About 75 percent of 31 large carnivore species are now declining, according to a new study. Also, some 17 percent are being forced to stay on half the territory they once roamed.
The study, conducted by researchers at the Oregon State University, many carnivores living in key biological hotspots such as Southeast Asia, southern and East Africa and the Amazon are now losing their habitat.
"Globally, we are losing our large carnivores," said William Ripple, lead author of the paper and a professor in the Department of Forest Ecosystems and Society at Oregon State University.
According to a related study, big cat conservation organization Panthera said that there are 250 adult lions in West Africa.
"Many of them are endangered," he said in a news release. "Their ranges are collapsing. Many of these animals are at risk of extinction, either locally or globally. And, ironically, they are vanishing just as we are learning about their important ecological effects."
For the study, researchers looked at data from scientific reports. They closely studied data on African lions, leopards, Eurasian lynx, cougars, gray wolves, sea otters and dingoes, whose disappearance is likely to have a drastic effect on the entire ecosystem.
Previously, a study had found how increasing number of goats and sheep in the Mongolian Steppes is turning the grassland into desert.
Carnivores keep the number of herbivores in check and prevent a population explosion of "grass eaters". Researchers documented environmental impacts of losing major carnivores such as cougars and wolves on the growth of vegetation Yellowstone and other national parks in North America. Their study showed that fewer hunters led to an increase in the number of grazers such as deer and elk. Higher number of grazers has an impact on several other small animals.

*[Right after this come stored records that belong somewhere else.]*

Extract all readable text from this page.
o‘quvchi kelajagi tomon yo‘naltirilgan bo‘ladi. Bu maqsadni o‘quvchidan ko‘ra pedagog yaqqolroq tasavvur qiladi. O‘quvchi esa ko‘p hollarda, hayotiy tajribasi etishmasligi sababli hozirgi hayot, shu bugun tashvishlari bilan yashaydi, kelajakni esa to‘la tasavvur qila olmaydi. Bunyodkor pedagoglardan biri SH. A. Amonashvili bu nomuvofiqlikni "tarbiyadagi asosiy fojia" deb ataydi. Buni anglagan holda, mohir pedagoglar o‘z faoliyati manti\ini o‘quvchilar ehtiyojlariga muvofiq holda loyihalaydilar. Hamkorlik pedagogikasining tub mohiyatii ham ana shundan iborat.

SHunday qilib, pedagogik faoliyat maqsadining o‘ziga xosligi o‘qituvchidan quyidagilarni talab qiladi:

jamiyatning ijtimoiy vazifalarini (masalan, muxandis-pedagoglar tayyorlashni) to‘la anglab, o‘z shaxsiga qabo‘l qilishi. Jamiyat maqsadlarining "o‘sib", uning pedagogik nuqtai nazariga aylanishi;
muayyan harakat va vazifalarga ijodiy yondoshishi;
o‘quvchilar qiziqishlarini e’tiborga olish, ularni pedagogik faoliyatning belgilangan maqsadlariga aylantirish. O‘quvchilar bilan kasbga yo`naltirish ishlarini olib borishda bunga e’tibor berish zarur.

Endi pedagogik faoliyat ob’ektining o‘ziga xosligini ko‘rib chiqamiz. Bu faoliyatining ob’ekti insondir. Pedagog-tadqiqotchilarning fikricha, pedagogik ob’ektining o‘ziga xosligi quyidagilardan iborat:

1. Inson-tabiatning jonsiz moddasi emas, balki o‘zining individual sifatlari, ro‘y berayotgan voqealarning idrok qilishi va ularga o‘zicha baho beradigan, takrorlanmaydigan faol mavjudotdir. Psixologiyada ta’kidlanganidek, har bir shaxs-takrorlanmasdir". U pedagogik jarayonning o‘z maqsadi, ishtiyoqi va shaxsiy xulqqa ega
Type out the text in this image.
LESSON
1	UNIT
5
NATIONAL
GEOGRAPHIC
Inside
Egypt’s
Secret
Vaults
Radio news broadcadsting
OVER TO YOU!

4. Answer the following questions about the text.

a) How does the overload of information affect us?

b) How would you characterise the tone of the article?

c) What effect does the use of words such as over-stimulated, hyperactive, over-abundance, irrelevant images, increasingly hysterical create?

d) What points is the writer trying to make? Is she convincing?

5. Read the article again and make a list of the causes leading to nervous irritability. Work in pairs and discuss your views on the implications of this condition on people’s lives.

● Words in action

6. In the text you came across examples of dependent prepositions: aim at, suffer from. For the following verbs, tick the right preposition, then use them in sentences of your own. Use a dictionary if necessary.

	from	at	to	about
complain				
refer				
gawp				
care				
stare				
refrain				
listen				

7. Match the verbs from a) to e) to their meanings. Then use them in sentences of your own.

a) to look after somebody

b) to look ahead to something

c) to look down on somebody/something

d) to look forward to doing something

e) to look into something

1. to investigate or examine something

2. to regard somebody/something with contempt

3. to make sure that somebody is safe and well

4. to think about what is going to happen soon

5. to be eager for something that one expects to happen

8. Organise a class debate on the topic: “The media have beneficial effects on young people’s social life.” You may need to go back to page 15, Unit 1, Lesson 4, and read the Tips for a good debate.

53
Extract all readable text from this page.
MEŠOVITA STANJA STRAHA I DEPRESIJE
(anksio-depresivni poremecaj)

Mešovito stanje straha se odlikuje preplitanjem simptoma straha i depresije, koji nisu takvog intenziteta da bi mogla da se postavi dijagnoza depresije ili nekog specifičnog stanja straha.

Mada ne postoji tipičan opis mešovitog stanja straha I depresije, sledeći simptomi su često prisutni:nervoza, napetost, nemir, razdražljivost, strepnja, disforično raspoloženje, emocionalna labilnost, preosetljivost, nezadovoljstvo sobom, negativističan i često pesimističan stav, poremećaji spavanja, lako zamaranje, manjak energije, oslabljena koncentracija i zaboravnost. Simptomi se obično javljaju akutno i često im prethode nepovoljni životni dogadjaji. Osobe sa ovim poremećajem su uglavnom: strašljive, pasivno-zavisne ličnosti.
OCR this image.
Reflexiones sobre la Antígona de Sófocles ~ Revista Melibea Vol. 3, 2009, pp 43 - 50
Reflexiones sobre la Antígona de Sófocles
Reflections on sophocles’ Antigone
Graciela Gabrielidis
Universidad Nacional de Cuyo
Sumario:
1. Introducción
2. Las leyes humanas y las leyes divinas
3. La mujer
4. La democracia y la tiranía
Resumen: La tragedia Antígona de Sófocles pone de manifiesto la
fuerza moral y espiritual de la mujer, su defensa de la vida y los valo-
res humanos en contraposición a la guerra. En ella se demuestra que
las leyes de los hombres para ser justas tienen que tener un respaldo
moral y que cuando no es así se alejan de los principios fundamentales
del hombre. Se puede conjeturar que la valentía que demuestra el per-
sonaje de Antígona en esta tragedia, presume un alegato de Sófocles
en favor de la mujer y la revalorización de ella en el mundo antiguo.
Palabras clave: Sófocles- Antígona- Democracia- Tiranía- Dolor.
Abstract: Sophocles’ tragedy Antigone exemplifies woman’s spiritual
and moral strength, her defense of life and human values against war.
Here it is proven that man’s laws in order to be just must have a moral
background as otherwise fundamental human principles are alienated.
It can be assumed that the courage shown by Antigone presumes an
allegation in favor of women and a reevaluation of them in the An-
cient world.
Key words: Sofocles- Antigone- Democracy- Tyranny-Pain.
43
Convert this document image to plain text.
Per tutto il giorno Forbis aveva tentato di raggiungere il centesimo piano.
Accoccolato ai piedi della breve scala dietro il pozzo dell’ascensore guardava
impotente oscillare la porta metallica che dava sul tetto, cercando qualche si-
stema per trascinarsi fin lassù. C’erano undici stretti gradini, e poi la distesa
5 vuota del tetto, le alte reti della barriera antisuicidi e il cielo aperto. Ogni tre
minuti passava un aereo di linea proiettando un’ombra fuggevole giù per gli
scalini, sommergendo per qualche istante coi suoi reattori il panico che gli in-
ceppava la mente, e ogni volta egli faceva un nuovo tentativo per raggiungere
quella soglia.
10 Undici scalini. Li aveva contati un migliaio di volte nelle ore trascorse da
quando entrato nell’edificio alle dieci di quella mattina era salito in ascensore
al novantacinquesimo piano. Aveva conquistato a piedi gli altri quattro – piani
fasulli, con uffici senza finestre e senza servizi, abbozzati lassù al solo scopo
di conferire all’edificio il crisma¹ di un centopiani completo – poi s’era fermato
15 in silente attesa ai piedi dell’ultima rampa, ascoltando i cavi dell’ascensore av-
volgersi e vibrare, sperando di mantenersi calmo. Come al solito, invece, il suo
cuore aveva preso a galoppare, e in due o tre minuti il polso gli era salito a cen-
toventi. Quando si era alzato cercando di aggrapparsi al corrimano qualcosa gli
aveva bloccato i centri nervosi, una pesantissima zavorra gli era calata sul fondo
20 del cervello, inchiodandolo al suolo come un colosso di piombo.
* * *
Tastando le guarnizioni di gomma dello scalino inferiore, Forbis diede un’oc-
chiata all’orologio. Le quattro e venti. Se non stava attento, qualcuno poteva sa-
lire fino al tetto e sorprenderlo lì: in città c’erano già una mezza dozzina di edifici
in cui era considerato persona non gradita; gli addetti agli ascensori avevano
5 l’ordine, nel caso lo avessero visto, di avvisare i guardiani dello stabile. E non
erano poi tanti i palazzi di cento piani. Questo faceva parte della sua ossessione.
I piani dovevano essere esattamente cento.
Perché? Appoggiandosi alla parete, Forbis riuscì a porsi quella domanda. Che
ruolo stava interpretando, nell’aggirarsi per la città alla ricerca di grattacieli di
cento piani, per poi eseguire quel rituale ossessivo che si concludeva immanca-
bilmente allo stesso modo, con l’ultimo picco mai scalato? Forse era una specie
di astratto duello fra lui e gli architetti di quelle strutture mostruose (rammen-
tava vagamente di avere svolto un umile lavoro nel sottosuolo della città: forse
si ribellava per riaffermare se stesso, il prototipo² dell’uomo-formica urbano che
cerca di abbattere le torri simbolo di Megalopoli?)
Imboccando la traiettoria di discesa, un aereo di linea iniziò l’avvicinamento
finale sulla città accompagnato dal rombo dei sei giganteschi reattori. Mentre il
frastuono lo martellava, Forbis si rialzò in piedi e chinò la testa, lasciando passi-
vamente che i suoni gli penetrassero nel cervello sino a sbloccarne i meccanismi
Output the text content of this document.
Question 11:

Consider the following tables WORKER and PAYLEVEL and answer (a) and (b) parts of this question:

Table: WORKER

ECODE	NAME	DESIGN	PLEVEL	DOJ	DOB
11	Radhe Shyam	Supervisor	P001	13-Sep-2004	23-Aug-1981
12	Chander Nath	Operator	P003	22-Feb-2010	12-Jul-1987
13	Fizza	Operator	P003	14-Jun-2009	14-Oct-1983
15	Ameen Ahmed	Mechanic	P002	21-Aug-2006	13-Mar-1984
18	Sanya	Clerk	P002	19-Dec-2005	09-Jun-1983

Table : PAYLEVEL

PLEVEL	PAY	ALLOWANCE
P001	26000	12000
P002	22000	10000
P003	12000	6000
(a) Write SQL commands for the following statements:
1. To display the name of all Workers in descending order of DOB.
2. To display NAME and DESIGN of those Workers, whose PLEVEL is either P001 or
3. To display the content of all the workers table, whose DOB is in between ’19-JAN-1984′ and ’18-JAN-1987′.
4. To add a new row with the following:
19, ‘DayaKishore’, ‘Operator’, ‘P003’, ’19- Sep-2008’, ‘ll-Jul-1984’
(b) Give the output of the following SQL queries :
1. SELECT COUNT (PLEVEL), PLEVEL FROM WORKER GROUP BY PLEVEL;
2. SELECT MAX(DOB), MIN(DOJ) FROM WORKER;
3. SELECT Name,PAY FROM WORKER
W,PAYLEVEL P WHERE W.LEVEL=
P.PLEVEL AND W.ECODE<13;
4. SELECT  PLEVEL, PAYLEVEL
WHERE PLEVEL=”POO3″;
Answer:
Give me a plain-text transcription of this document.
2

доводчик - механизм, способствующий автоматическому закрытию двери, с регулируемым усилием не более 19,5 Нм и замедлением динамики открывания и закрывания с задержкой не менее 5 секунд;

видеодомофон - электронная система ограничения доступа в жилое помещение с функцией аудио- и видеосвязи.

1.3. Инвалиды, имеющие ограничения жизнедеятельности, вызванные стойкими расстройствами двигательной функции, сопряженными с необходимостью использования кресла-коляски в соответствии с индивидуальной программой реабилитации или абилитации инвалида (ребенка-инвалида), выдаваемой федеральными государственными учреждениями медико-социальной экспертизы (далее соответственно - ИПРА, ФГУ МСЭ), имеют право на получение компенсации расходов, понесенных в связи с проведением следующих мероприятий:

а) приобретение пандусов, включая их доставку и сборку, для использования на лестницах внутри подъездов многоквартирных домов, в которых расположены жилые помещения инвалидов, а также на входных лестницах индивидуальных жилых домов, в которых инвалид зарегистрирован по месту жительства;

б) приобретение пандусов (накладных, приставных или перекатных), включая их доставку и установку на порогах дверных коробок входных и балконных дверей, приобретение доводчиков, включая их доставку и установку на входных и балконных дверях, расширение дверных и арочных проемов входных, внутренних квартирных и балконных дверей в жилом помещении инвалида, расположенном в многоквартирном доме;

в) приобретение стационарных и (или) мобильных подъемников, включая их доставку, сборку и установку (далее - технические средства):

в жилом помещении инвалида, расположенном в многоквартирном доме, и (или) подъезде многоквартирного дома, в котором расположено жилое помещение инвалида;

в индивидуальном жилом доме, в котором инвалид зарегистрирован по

The team of researchers, which included authors from United States, Australia, Italy and Sweden, has called for an international initiative to conserve large predators.
The 3,400-mile dingo-proof fence in Australia enabled researchers to see how the absence of a predator affects an ecosystem. Also, the decrease in number of lions has led to an increase in the number of olive baboons, which destroy crops. Sea otters' low population in southeast Alaska has been co-related with an explosion in the population of sea urchins.
"Nature is highly interconnected," said Ripple in a news release. "The work at Yellowstone and other places shows how one species affects another and another through different pathways. It's humbling as a scientist to see the interconnectedness of nature."
The study is published in the journal Science.